The next name I was given I chose myself during a great healing in ceremony. I was under the guidance of Ayahuasca, or Yage at this time. At this point in my life I was transitioning to a space where I was acknowledging my wounds, and also my gifts with sincerity and a determination to actualise and heal. As three great beings of light shook my body they offered me a new name. I chose one emphatically, having reclaimed much of my soul that evening I was so excited to begin life again with a new name.
The name I took remains a secret, known to two people only.

I have since found many names in many medicine realms on my journeys. They have been totems, touch stones to guide me through different epoch of self knowledge and healing. For example my shadow inner child gave me the name Iris, the Goddess of the Rainbow, as a great healing tool to accept the spectrum of life.

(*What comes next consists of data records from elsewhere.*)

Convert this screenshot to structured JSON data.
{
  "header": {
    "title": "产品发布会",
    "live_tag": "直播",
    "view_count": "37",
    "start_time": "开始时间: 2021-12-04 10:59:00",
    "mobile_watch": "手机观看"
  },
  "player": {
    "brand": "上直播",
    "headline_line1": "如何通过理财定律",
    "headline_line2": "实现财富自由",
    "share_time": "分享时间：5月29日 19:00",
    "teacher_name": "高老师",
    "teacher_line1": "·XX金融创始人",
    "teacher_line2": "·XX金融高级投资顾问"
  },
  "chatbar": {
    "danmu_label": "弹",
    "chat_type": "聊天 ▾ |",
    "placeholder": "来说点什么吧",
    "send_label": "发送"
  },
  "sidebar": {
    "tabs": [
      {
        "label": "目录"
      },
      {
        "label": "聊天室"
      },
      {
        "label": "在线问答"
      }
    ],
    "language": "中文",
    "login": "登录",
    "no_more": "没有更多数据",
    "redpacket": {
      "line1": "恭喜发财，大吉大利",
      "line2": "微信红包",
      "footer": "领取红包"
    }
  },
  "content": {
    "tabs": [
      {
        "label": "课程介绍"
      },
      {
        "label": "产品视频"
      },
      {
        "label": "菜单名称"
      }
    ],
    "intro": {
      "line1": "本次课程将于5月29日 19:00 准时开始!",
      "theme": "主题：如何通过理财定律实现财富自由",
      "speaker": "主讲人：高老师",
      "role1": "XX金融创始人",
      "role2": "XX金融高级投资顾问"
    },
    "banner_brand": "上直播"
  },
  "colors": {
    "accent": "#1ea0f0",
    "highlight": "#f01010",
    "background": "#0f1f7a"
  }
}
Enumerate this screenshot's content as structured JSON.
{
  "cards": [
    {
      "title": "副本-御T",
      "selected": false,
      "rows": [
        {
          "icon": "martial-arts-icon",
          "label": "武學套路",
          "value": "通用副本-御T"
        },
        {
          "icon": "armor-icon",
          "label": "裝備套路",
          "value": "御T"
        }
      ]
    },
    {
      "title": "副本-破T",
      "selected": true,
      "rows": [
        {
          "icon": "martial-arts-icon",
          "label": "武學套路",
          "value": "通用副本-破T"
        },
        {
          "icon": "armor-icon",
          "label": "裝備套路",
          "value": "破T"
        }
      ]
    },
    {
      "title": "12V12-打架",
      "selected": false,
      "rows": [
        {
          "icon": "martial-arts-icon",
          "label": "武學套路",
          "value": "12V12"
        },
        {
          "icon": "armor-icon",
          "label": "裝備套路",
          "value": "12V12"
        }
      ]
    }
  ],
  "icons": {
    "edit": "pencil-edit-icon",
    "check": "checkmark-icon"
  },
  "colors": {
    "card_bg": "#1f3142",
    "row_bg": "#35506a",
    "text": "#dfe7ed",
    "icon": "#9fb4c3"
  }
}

Lately I have been returning to my own given names. The names my soul chose. Catherine comes from the word Catharsis, the process of purification, healing and release. Louise is Of the Light, (sometimes Warrior of the Light) and Ni Mhathuna, is the Daughter of the Little Bear (the constellation Ursa Minor is where star Polaris is).
In these names are my medicines. All the names that came before were so that I could honour these from a place of Authenticity.

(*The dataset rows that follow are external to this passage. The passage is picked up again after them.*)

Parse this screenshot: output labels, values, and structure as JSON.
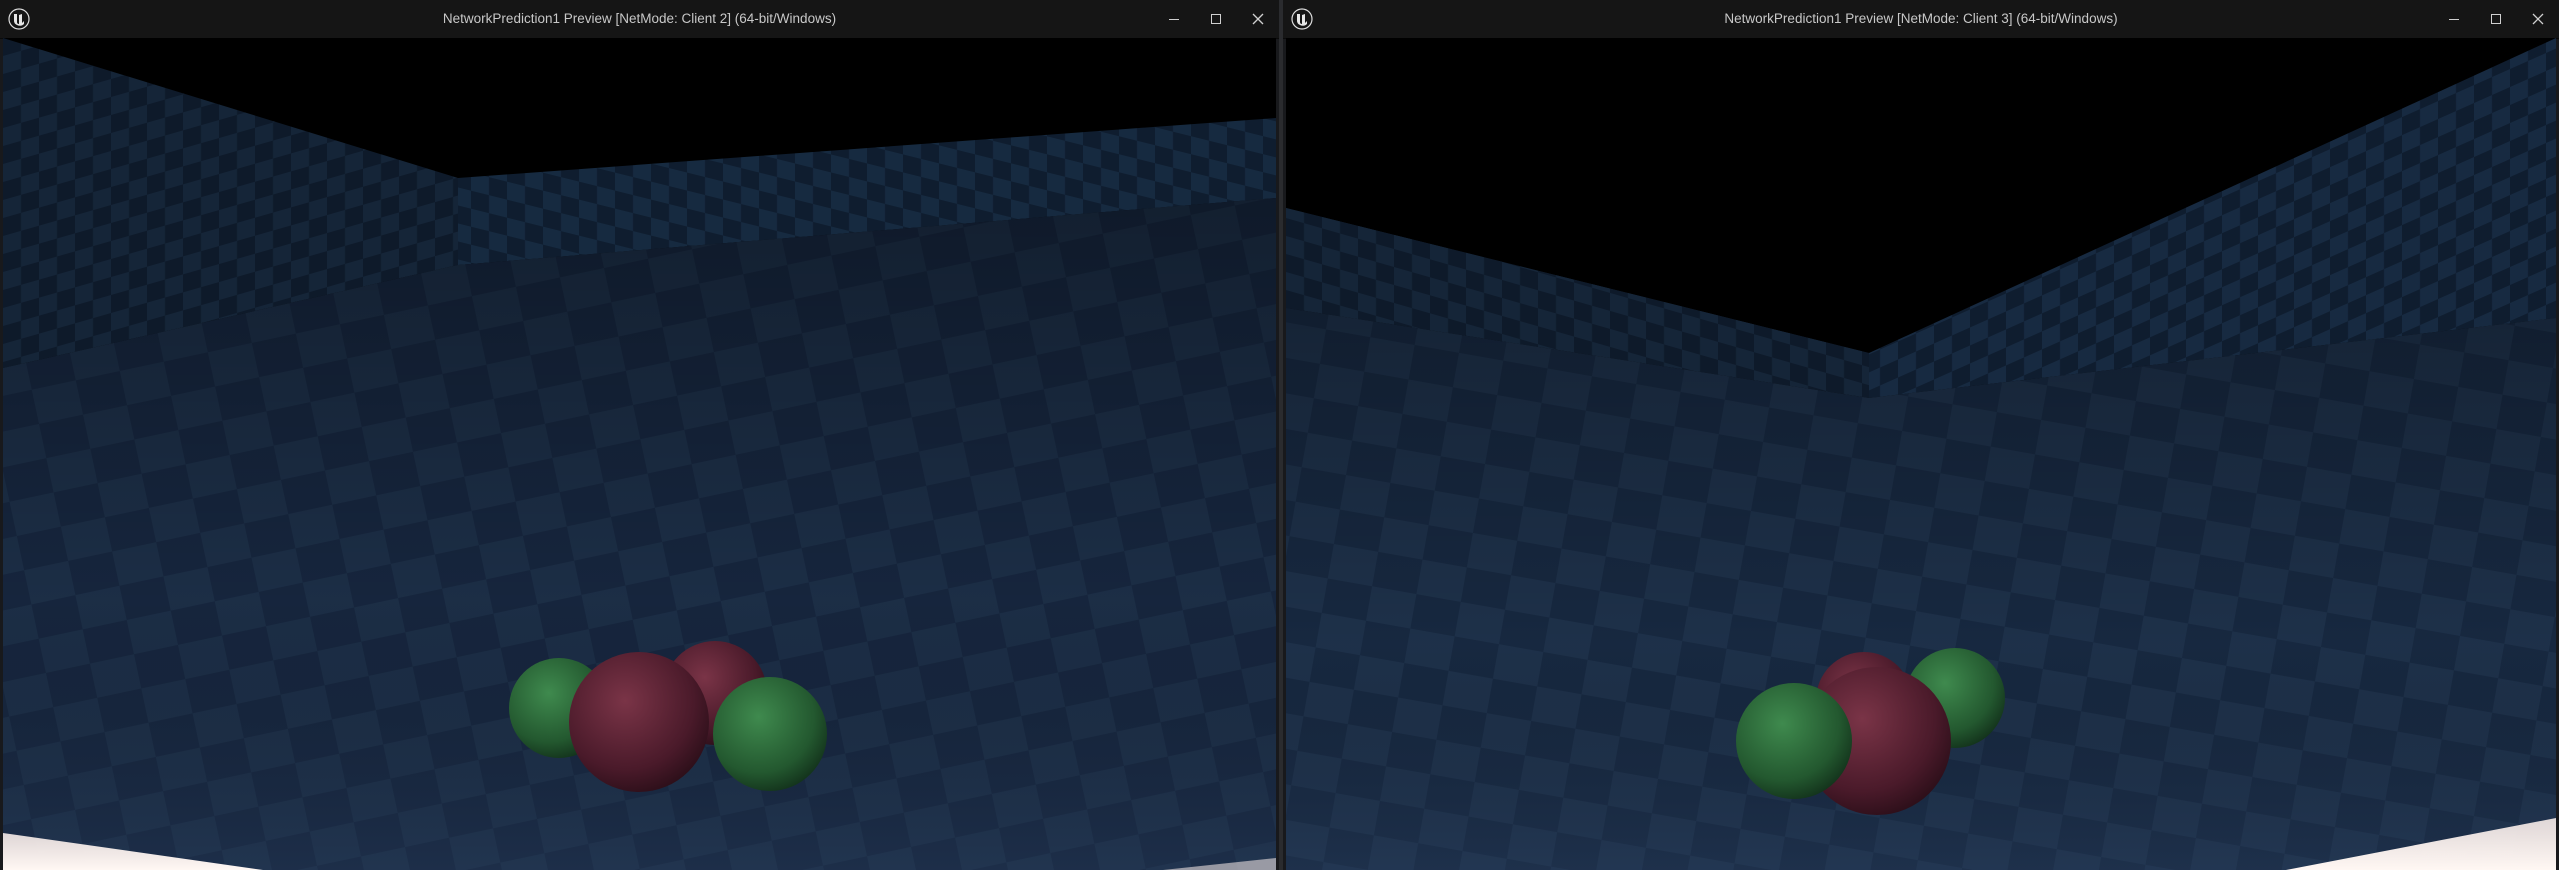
{
  "windows": [
    {
      "title": "NetworkPrediction1 Preview [NetMode: Client 2]  (64-bit/Windows)",
      "logo_icon": "unreal-engine-logo-icon",
      "controls": [
        "minimize-icon",
        "maximize-icon",
        "close-icon"
      ]
    },
    {
      "title": "NetworkPrediction1 Preview [NetMode: Client 3]  (64-bit/Windows)",
      "logo_icon": "unreal-engine-logo-icon",
      "controls": [
        "minimize-icon",
        "maximize-icon",
        "close-icon"
      ]
    }
  ],
  "colors": {
    "titlebar": "#151515",
    "title_text": "#c8c8c8",
    "floor": "#1b2d45",
    "wall": "#15253a",
    "sky": "#000000",
    "ball_red": "#5a2233",
    "ball_green": "#2c6a3a",
    "glow": "#f3e6e2"
  }
}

They are the place of great safety, for in them I am truly myself, in my life and my personal history. The medicine names I held before were necessary so that egos could be worked through and shed, and they we all a part of my destiny.

We all wear a mask in the underworld. It is natural to develop alter egos for various spaces, even within yourself. Doing so consciously, with boundaries and conscious expectations of this alter ego stops it from becoming consuming. There must always be a space where we can be wholly truly ourselves.

I encourage clients and students to examine their names or in their own inner work ask their archetypes for names to work with, see what arises. Often our medicine is held within our names and often our deepest wounds are revealed through them. They are the key in which our souls are sung. Notice your name and who or where it comes from, why it was chosen and how you feel with this name.

I hope you have playing with this idea and it leads you into a great space of self discovery.